When class basketball was instituted in 1997-98, the regional was a single game on a Friday night, followed by a two-game semistate on Saturday. That format remained for two years, then was switched to a Tuesday night in 2000 and 2001. The weeknight regional game was unpopular and that format lasted just four seasons before it was switched to the current model for the 2001-02 season.

“In our opinion, (the proposed format) will allow us to build excitement in the tournament,” Neidig said. “Sectional week can be a tough week on teams. A lot of times it’s three games in a week to win a sectional championship.
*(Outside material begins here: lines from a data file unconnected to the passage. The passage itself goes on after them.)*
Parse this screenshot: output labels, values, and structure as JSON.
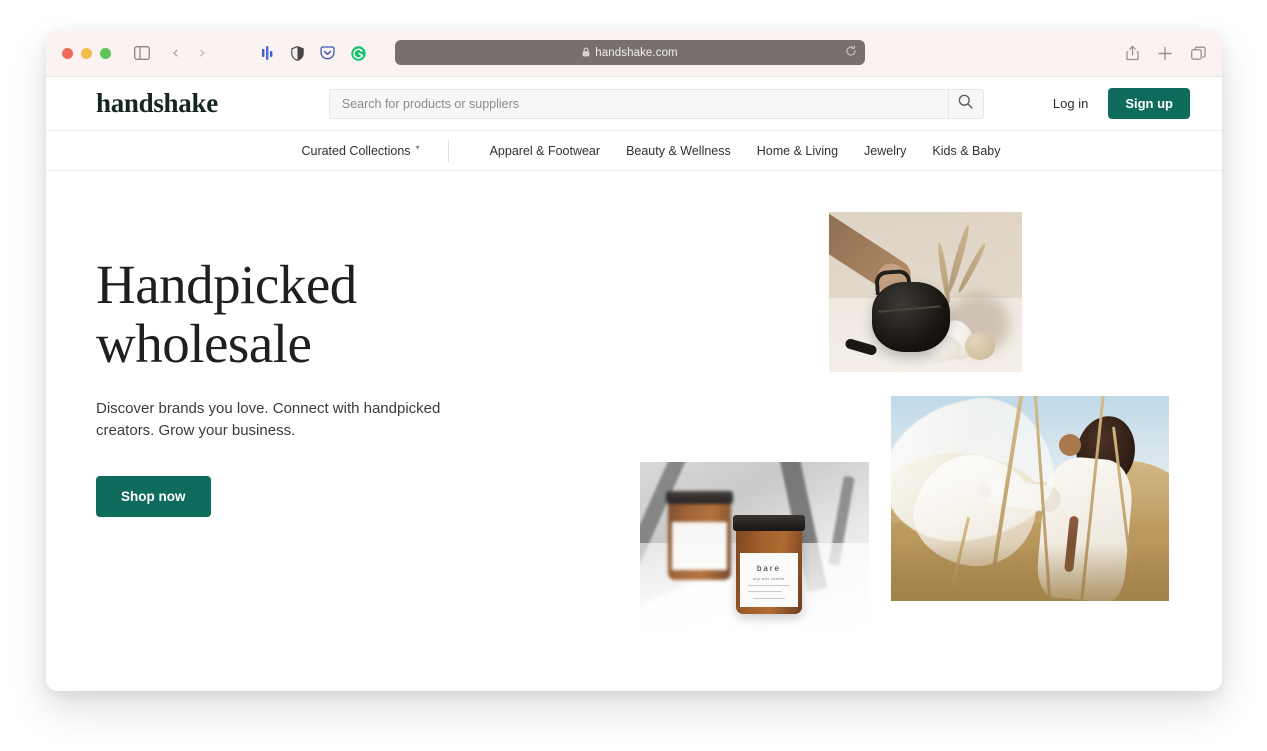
{
  "browser": {
    "traffic_lights": [
      "close",
      "minimize",
      "zoom"
    ],
    "sidebar_icon": "sidebar-icon",
    "back_label": "‹",
    "forward_label": "›",
    "extensions": [
      "bar-chart-icon",
      "shield-icon",
      "pocket-icon",
      "grammarly-icon"
    ],
    "url": {
      "lock": "🔒",
      "text": "handshake.com",
      "reload_icon": "reload-icon"
    },
    "right_icons": [
      "share-icon",
      "new-tab-icon",
      "tab-overview-icon"
    ]
  },
  "site": {
    "logo": "handshake",
    "search": {
      "placeholder": "Search for products or suppliers",
      "value": "",
      "button_icon": "search-icon"
    },
    "login_label": "Log in",
    "signup_label": "Sign up",
    "nav": {
      "curated_label": "Curated Collections",
      "curated_caret": "▾",
      "items": [
        {
          "label": "Apparel & Footwear"
        },
        {
          "label": "Beauty & Wellness"
        },
        {
          "label": "Home & Living"
        },
        {
          "label": "Jewelry"
        },
        {
          "label": "Kids & Baby"
        }
      ]
    },
    "hero": {
      "title_line1": "Handpicked",
      "title_line2": "wholesale",
      "subtitle": "Discover brands you love. Connect with handpicked creators. Grow your business.",
      "cta_label": "Shop now",
      "images": [
        {
          "name": "hero-image-bag",
          "alt": "Hand holding a black leather belt bag beside pampas grass and stones"
        },
        {
          "name": "hero-image-candle-jars",
          "alt": "Two amber candle jars with white bare labels"
        },
        {
          "name": "hero-image-field",
          "alt": "Person in flowing white fabric standing in a golden grass field"
        }
      ],
      "candle_label": {
        "brand": "bare",
        "sub": "soy wax candle"
      }
    },
    "colors": {
      "accent": "#0f6b5c",
      "text": "#1f1f1f",
      "chrome": "#fbf2f2",
      "urlbar": "#78706f"
    }
  }
}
This would allow you to come off that week and prepare for one game as you move into the regional and get kids healthy. With the new format you would double the number of regional champions from 16 to 32 and then you would have to bring your ‘A’ game the next weekend. Historically, the best weekend of the tournament has been when you’ve had to win twice. I think this will keep a focus on the tournament from a greater number of fans and will be a positive financially for those communities hosting the semistate when you have fans in your community all day long.”

Neidig said he anticipates some changes in regional and semistate hosts, “but not wholesale changes.” Similar to the current semistate format, the regional would have two games at the same site, but not necessarily in the same class. Decisions on game locations will be made following the completion of the sectional championship games.
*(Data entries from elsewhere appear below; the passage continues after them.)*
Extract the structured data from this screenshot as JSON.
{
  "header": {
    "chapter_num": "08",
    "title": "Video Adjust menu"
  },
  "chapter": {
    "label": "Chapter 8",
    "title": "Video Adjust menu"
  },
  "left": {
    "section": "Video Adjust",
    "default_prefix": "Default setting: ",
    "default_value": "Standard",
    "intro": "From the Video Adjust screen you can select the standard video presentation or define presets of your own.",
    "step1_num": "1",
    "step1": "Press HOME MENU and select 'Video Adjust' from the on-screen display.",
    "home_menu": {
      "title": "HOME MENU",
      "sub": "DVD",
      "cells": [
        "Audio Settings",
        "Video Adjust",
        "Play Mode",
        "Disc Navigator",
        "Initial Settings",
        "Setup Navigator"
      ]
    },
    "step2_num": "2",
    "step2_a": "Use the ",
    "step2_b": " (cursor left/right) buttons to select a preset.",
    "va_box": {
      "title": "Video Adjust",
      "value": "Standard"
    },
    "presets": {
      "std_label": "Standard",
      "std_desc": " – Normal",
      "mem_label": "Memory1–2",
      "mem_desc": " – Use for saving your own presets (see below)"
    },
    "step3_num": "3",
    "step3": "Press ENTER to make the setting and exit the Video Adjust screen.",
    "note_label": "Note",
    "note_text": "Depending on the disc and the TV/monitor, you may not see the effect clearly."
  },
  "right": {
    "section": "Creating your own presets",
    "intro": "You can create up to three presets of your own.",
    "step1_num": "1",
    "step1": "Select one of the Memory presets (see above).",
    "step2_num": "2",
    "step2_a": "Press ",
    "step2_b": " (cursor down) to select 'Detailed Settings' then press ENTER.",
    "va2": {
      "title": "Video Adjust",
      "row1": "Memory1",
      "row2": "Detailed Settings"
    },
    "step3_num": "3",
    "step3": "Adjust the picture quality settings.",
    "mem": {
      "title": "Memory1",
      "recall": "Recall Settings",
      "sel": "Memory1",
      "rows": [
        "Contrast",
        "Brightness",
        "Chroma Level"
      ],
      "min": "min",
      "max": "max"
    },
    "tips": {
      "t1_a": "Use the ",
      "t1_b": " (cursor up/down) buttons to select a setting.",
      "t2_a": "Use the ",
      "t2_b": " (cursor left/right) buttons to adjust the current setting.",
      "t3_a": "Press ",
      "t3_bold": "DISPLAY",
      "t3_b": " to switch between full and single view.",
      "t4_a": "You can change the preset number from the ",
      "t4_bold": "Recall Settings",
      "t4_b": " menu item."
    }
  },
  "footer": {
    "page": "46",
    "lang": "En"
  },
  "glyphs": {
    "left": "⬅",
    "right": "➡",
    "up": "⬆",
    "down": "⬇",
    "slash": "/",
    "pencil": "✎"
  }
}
Neidig said the survey results were reflective of the word-of-mouth he has heard about the potential change. “Anything negative has been more of, ‘Well, this is the way we’ve always done it,’” he said. “It hasn’t been a statement of why it wouldn’t work.”

A few other changes potentially coming from Thursday’s executive committee meeting:

>> A proposal to eliminate restrictions on Indiana schools hosting schools from farther than 300 miles away from the state line or being able to compete against a school from beyond the travel limit at an out-of-state event failed to gain enough support at the executive committee meeting May 2, but was tabled and will be voted on again. The proposal would allow teams to play against only state association members from other states at neutral site events (such as a Florida school in a wrestling tournament hosted within the 300-mile limit) or a team coming into Indiana from outside the 300-mile limit.

“For example, we have a team from Virginia that wants to play a game at the Hoosier Gym (in Knightstown),” Neidig said. “This would allow that to happen as long as the school is a state association member.”

>> There is a proposal to raise ticket prices for basketball and football games from $6 to $7. The state championship ticket will remain $15 with regional tickets at $10 and semistate at $12. “There is some flexibility there,” Neidig said of the regional and semistate tickets. “The state championship tickets will not increase.”

He said part of the reason for the change is increase the pay for umpires and officials in the tournament series. Neidig said the IHSAA plans to make a $10 increase “across the board” and bump the mileage from 25 cents per mile to 50 cents. For example, baseball umpires currently are paid $60 and 25 cents per mile per sectional game (increasing by $5 each round). That would bump to $70 per sectional game and 50 cents per mile.

“We can’t make it their full-time job, but we certainly appreciate the efforts they make and want to make that adjustment,” Neidig said.

>> Neidig said the executive committee will spend time discussing its policy to govern participation of transgender athletes. The current policy allows transgender athletes to compete on a high school team that matches their gender identity if they provide proof that they have been living as the gender they identify with for a full year.

The Indiana General Assembly overturned Gov. Eric Holcomb’s veto of House Bill 1041, which prohibits transgender girls from playing school sports. The law would take effect July 1 and would override the IHSAA’s current policy in court.